External TTS
External TTS lets the realtime LLM produce text while a dedicated speech provider synthesizes the audio heard by the user. Use it when you need a specific voice, lower synthesis latency from a TTS vendor, word timing, or provider-specific voice controls.
Built-In Providers
| Provider | Class | Notes |
|---|---|---|
| Cartesia | CartesiaTTSProvider | Uses Cartesia Sonic WebSocket streaming, sentence buffering, speed, emotion, and voice ID controls. |
| ElevenLabs | ElevenLabsTTSProvider | Uses ElevenLabs stream-input WebSocket API, sentence buffering, voice settings, language code, and backpressure. |
Both implement the provider-agnostic TTSProvider interface.
Session Flow
Client mic
-> VoiceSession
-> LLMTransport in text response mode
-> TTSProvider.synthesize(text, requestId)
-> TTSProvider.onAudio(base64Pcm, durationMs, requestId)
-> VoiceSession
-> client speakerWhen ttsProvider is set:
VoiceSessionconfigures the LLM transport for text-mode responses.- The provider receives the preferred output audio format with
configure(). - Text deltas from the LLM are streamed into
synthesize(). - Audio chunks from the provider are sent to the client.
requestIdfilters stale chunks after interruption or cancellation.- Turn completion waits until both the LLM text stream and TTS audio stream finish.
Cartesia Example
import { google } from '@ai-sdk/google';
import {
CartesiaTTSProvider,
GeminiBatchSTTProvider,
VoiceSession,
} from 'bodhi-realtime-agent';
const ttsProvider = new CartesiaTTSProvider({
apiKey: process.env.CARTESIA_API_KEY!,
voiceId: process.env.CARTESIA_VOICE_ID!,
modelId: 'sonic-2',
speed: 'normal',
emotion: ['friendly'],
language: 'en',
});
const session = new VoiceSession({
sessionId: 'session_1',
userId: 'user_1',
apiKey: process.env.GEMINI_API_KEY!,
agents: [mainAgent],
initialAgent: 'main',
model: google('gemini-2.5-flash'),
geminiModel: 'gemini-2.5-flash-native-audio-preview-12-2025',
ttsProvider,
sttProvider: new GeminiBatchSTTProvider({
apiKey: process.env.GEMINI_API_KEY!,
model: 'gemini-3-flash-preview',
}),
port: 9900,
});
await session.start();Run the bundled demo:
export GEMINI_API_KEY="your-gemini-key"
export CARTESIA_API_KEY="your-cartesia-key"

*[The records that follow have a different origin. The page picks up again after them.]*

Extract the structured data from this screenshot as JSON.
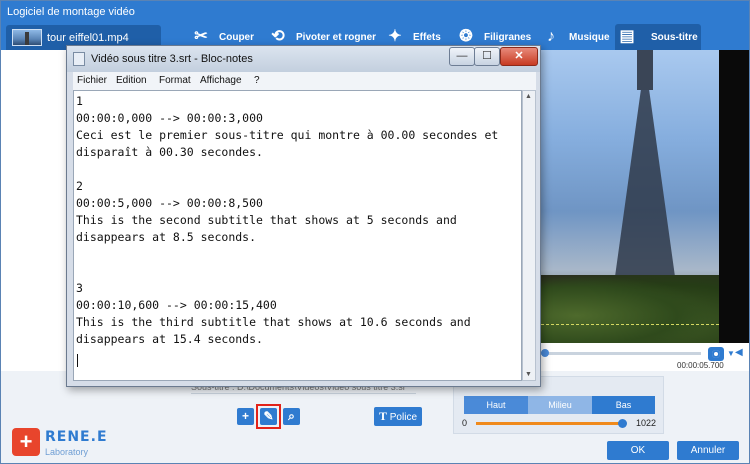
{
  "app": {
    "title": "Logiciel de montage vidéo",
    "file_tab": "tour eiffel01.mp4",
    "window_buttons": [
      "—",
      "☐",
      "✕"
    ]
  },
  "toolbar": [
    {
      "label": "Couper",
      "icon": "scissors-icon"
    },
    {
      "label": "Pivoter et rogner",
      "icon": "rotate-crop-icon"
    },
    {
      "label": "Effets",
      "icon": "effects-icon"
    },
    {
      "label": "Filigranes",
      "icon": "watermark-icon"
    },
    {
      "label": "Musique",
      "icon": "music-icon"
    },
    {
      "label": "Sous-titre",
      "icon": "subtitle-icon",
      "active": true
    }
  ],
  "player": {
    "timecode": "00:00:05.700"
  },
  "subtitle_panel": {
    "path_text": "Sous-titre :  D:\\Documents\\Videos\\Vidéo sous titre 3.srt",
    "font_button": "Police",
    "font_button_icon": "T"
  },
  "position": {
    "options": [
      "Haut",
      "Milieu",
      "Bas"
    ],
    "selected": "Bas",
    "slider_min": "0",
    "slider_max": "1022",
    "slider_value_fraction": 0.95
  },
  "footer": {
    "brand": "RENE.E",
    "brand_sub": "Laboratory",
    "ok": "OK",
    "cancel": "Annuler"
  },
  "notepad": {
    "title": "Vidéo sous titre 3.srt - Bloc-notes",
    "menu": [
      "Fichier",
      "Edition",
      "Format",
      "Affichage",
      "?"
    ],
    "lines": [
      "1",
      "00:00:0,000 --> 00:00:3,000",
      "Ceci est le premier sous-titre qui montre à 00.00 secondes et",
      "disparaît à 00.30 secondes.",
      "",
      "2",
      "00:00:5,000 --> 00:00:8,500",
      "This is the second subtitle that shows at 5 seconds and",
      "disappears at 8.5 seconds.",
      "",
      "",
      "3",
      "00:00:10,600 --> 00:00:15,400",
      "This is the third subtitle that shows at 10.6 seconds and",
      "disappears at 15.4 seconds."
    ]
  },
  "colors": {
    "accent": "#2f7bd0",
    "highlight_border": "#e2231a",
    "slider_track": "#f08a1c"
  }
}
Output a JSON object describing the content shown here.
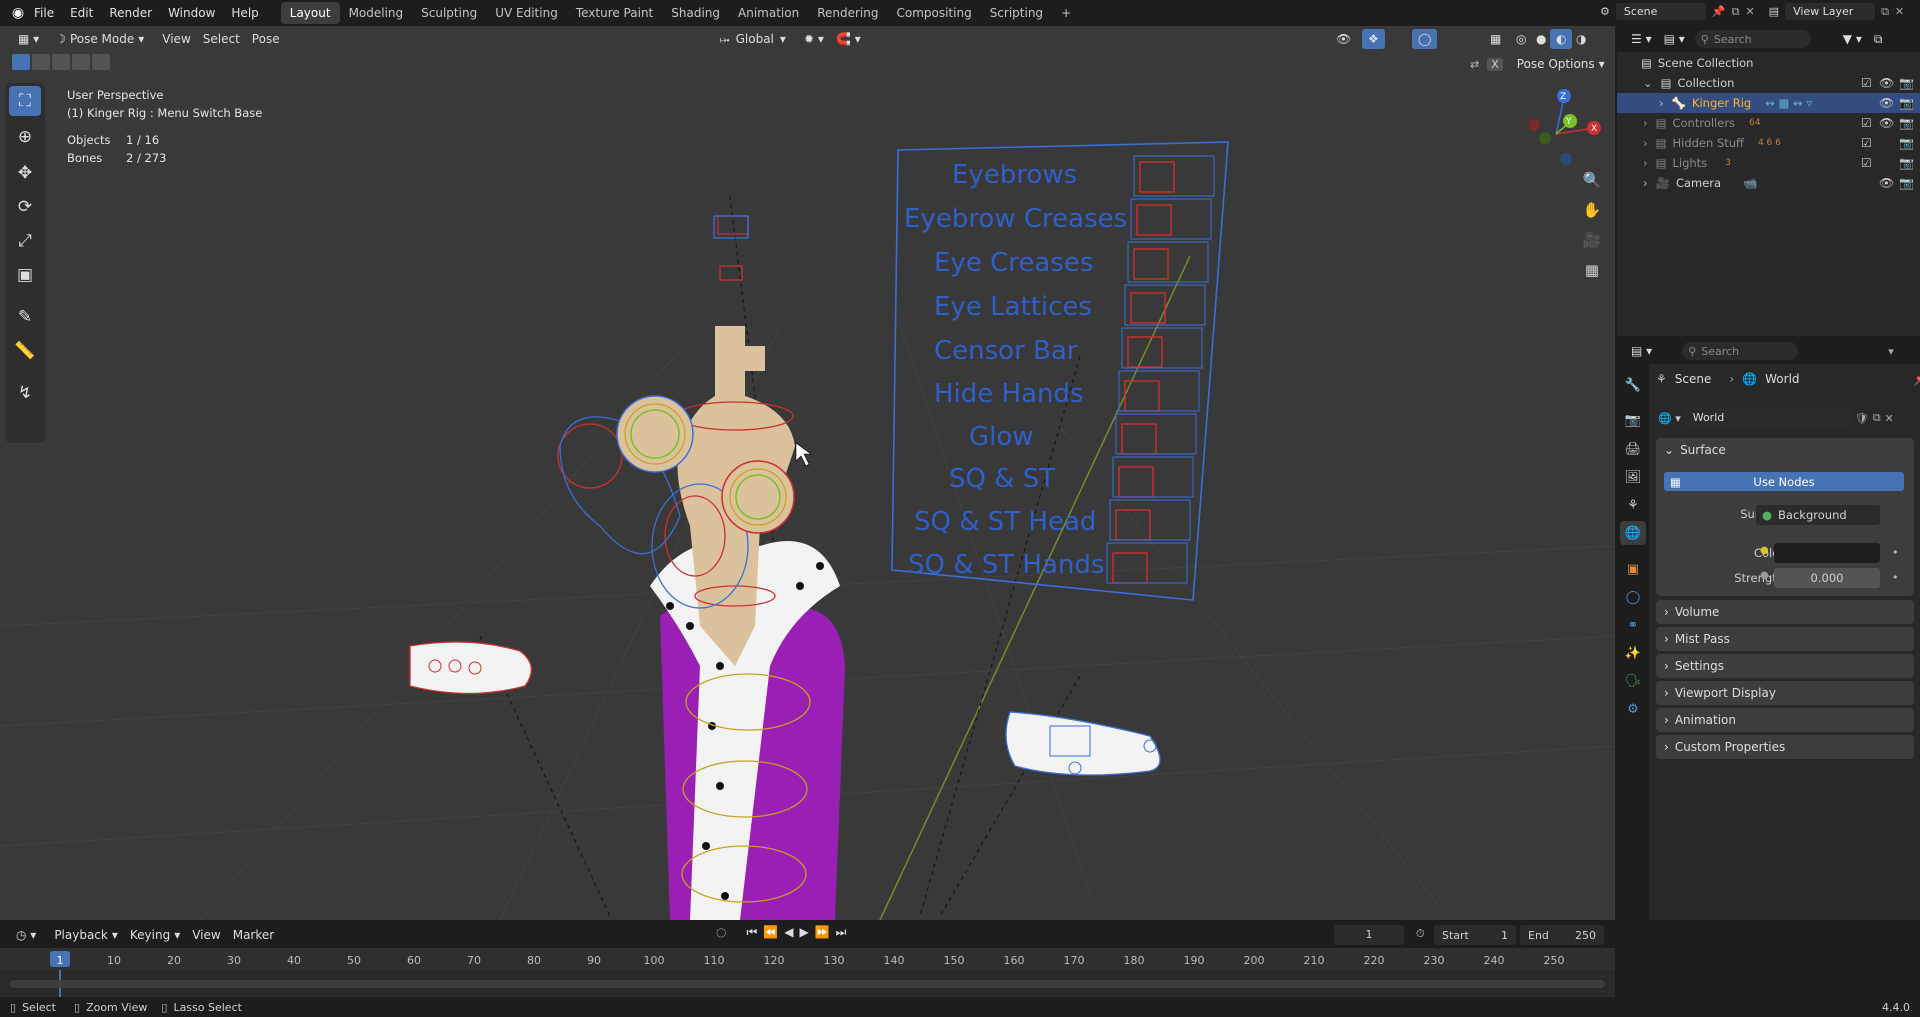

export CARTESIA_VOICE_ID="your-cartesia-voice-id"
pnpm tsx examples/cartesia-tts-demo.tsElevenLabs Example
import { ElevenLabsTTSProvider } from 'bodhi-realtime-agent';
const ttsProvider = new ElevenLabsTTSProvider({
apiKey: process.env.ELEVENLABS_API_KEY!,
voiceId: process.env.ELEVENLABS_VOICE_ID!,
modelId: 'eleven_flash_v2_5',
stability: 0.5,
similarityBoost: 0.75,
languageCode: 'en',
});Pass the provider as VoiceSessionConfig.ttsProvider.
Audio Format Negotiation
The realtime transport advertises the output format preferred by the browser path. The TTS provider can accept it or return the closest supported PCM format:
const actual = provider.configure({
sampleRate: transport.audioFormat.outputSampleRate,
bitDepth: 16,
channels: 1,
encoding: 'pcm',
});If the provider's actual sample rate differs from the client format, VoiceSession resamples the PCM chunks before sending them to the client.
Barge-In And Cancellation
When the user interrupts:
VoiceSessioncallsttsProvider.cancel()- pending request IDs are invalidated
- late provider audio is ignored
- the client receives
turn.interrupted
Providers should clear local sentence buffers and stop or reset their streaming WebSocket as quickly as possible.
Observability
Attach hooks.onTTSSynthesis to measure synthesis latency:
hooks: {
onTTSSynthesis: (event) => {
console.log(event.provider, event.textLength, event.ttfbMs, event.durationMs);
},
}Use hooks.onError for provider errors. Fatal TTS errors close the session; non-fatal errors are reported and the session continues where possible.